Best Practices to Follow Regarding Disabling User Access

  1. Before disabling the AD Account, you should do the following:

a. Trigger a remote wipe of the device - OPTIONAL

This may or may not be something you want to do depending on your company’s policies, if it’s a personal device, etc.  However, once the sync is stopped through other means the device cannot come in and get the Wipe Request, so this is one of the first things that should be done if your company deems it necessary.

b. In addition, implement a block of all their devices (if you didn't issue a remote wipe and/or their device doesn't support remote wipe, etc):

If using Exchange 2010/Office365:

Get information about the user and devices

Get-CASMailbox <user> | Select ActiveSyncAllowedDeviceIDs, ActiveSyncBlockedDeviceIDs

Get-ActiveSyncDeviceStatistics –Mailbox <user> | fl DeviceID

Block all Devices for a user

Set-CASMailbox -Identity <user> -ActiveSyncBlockedDeviceIDs "<DeviceID_1>,<DeviceID_2>"

If using Exchange 2007:

Get information about the user and devices

Get-CASMailbox <user> | Select ActiveSyncAllowedDeviceIDs

Get-ActiveSyncDeviceStatistics –Mailbox <user> | fl DeviceID

Block all Devices for a user

Set-CASMailbox -Identity <user> -ActiveSyncAllowedDeviceIDs "BLOCKED"

(Note: The use of the string “BLOCKED” is to enter a string that does NOT match any device they may be using as setting this value will ONLY allow a device with that Device ID string to sync [which no real device would have the Device ID of “BLOCKED”] and all others to NOT be allowed to sync)

c. Disable ActiveSync:

Set-CASMailbox -Identity <user> -ActiveSyncEnabled $false

d. Disable the mailbox (at least temporarily) - OPTIONAL

Note: It’s understood that some companies leave the mailboxes enabled to receive email so that OOF/automatic responses can be generated or so that no emails to the address are not blocked. If this is the case, it’s recommended that you disable the mailbox for approximately 30m-1h and then enable again. This will allow time for the change to go into effect and stop allowing ActiveSync to access. This solution is in lieu of ActiveSync disabling as outlined above.

2. Disable the AD account

Do note, the above changes are NOT instantaneous!  It can take around 5-10 minutes for the ActiveSync device blocking to go into effect, and that’s from the time that the change is replicated to all the DC/GCs used.  Obviously, if you make the changes against a DC/GC in another site and it has to replicate to the Internet-facing Exchange site(s) more time is needed.  The other settings can take up to 20 minutes to go into effect due to caching.

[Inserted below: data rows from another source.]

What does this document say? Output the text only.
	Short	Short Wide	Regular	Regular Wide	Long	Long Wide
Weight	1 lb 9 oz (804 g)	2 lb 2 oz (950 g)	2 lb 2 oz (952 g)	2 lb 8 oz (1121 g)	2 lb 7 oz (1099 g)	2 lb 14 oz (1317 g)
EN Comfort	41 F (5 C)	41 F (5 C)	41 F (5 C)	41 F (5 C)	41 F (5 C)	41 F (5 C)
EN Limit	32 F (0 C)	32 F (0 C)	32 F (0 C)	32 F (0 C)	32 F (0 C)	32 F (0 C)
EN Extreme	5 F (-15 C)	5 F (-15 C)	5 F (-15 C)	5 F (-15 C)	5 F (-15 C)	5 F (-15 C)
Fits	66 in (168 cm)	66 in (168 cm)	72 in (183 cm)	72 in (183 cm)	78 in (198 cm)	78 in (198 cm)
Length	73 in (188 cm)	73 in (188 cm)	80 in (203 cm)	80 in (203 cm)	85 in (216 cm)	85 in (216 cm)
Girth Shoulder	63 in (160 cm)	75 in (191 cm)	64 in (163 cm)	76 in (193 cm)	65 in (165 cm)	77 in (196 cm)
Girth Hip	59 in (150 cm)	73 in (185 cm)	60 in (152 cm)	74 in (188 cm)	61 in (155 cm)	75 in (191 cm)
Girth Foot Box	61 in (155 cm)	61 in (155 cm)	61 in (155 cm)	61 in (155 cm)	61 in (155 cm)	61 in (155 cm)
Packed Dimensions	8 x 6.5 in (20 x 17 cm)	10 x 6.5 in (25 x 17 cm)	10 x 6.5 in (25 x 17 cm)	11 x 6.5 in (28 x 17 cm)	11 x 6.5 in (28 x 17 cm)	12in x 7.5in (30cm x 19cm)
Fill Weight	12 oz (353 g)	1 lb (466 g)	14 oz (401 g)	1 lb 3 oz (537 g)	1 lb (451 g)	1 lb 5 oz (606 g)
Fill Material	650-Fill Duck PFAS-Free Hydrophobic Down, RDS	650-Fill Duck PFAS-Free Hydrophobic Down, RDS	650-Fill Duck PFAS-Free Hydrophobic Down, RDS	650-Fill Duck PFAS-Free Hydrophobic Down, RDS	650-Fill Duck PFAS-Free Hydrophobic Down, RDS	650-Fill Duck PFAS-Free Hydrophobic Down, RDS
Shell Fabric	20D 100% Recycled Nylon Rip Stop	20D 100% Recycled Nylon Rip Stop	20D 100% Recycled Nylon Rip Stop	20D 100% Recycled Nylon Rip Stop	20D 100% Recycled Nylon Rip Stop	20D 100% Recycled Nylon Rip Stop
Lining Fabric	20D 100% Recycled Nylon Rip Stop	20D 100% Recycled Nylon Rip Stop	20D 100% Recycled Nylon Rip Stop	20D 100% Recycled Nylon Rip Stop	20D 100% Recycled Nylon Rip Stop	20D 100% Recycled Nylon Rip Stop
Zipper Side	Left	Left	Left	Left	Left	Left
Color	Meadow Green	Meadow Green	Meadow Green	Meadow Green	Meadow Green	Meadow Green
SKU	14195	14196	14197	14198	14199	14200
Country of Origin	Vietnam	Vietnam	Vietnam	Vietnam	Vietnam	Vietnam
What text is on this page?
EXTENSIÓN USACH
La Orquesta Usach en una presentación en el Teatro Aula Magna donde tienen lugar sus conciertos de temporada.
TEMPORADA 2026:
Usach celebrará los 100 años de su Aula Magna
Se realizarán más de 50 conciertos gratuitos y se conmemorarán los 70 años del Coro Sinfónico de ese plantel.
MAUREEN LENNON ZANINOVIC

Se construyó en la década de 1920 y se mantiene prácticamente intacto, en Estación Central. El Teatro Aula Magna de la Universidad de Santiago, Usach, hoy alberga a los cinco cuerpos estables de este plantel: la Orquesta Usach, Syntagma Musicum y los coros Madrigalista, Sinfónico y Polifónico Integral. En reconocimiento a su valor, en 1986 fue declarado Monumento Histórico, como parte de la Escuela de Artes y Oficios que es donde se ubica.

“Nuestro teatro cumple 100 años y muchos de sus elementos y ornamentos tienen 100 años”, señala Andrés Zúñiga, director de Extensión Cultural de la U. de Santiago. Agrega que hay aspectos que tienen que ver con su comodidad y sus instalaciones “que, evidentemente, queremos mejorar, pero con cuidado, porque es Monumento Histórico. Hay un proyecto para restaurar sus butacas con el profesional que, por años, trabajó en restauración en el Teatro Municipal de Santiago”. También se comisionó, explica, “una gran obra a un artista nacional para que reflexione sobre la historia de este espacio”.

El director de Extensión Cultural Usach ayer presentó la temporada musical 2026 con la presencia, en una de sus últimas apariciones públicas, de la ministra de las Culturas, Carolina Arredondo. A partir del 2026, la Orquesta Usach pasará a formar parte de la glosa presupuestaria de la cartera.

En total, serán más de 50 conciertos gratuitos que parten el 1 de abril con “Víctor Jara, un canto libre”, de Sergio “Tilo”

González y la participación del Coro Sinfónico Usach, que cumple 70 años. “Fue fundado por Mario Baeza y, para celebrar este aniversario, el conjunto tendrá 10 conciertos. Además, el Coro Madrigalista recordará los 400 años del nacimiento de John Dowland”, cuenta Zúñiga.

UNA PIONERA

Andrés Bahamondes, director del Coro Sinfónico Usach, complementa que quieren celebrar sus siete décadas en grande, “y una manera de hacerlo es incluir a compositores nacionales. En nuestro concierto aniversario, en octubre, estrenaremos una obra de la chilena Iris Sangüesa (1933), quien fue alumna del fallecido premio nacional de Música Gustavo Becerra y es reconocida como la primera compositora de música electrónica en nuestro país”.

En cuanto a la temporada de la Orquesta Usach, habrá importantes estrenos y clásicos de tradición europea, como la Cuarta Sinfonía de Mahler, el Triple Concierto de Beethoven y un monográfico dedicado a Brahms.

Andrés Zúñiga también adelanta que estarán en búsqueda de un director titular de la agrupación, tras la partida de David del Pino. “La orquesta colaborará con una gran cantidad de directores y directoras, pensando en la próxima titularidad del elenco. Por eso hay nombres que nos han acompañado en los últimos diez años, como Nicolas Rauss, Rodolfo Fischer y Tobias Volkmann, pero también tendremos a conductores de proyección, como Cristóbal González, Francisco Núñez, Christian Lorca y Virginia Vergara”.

You may ask why we recommend using –ActiveSyncBlockedDeviceIDs AND –ActiveSyncEnabled?  It’s because the check for ActiveSyncBlockedDeviceIDs is checked almost continuously, since that part of Exchange is designed around the premise that devices are added or removed regularly.  However, ActiveSyncEnabled’s setting is cached for up to 20 minutes and then may only be rechecked if IIS Token Caching has expired.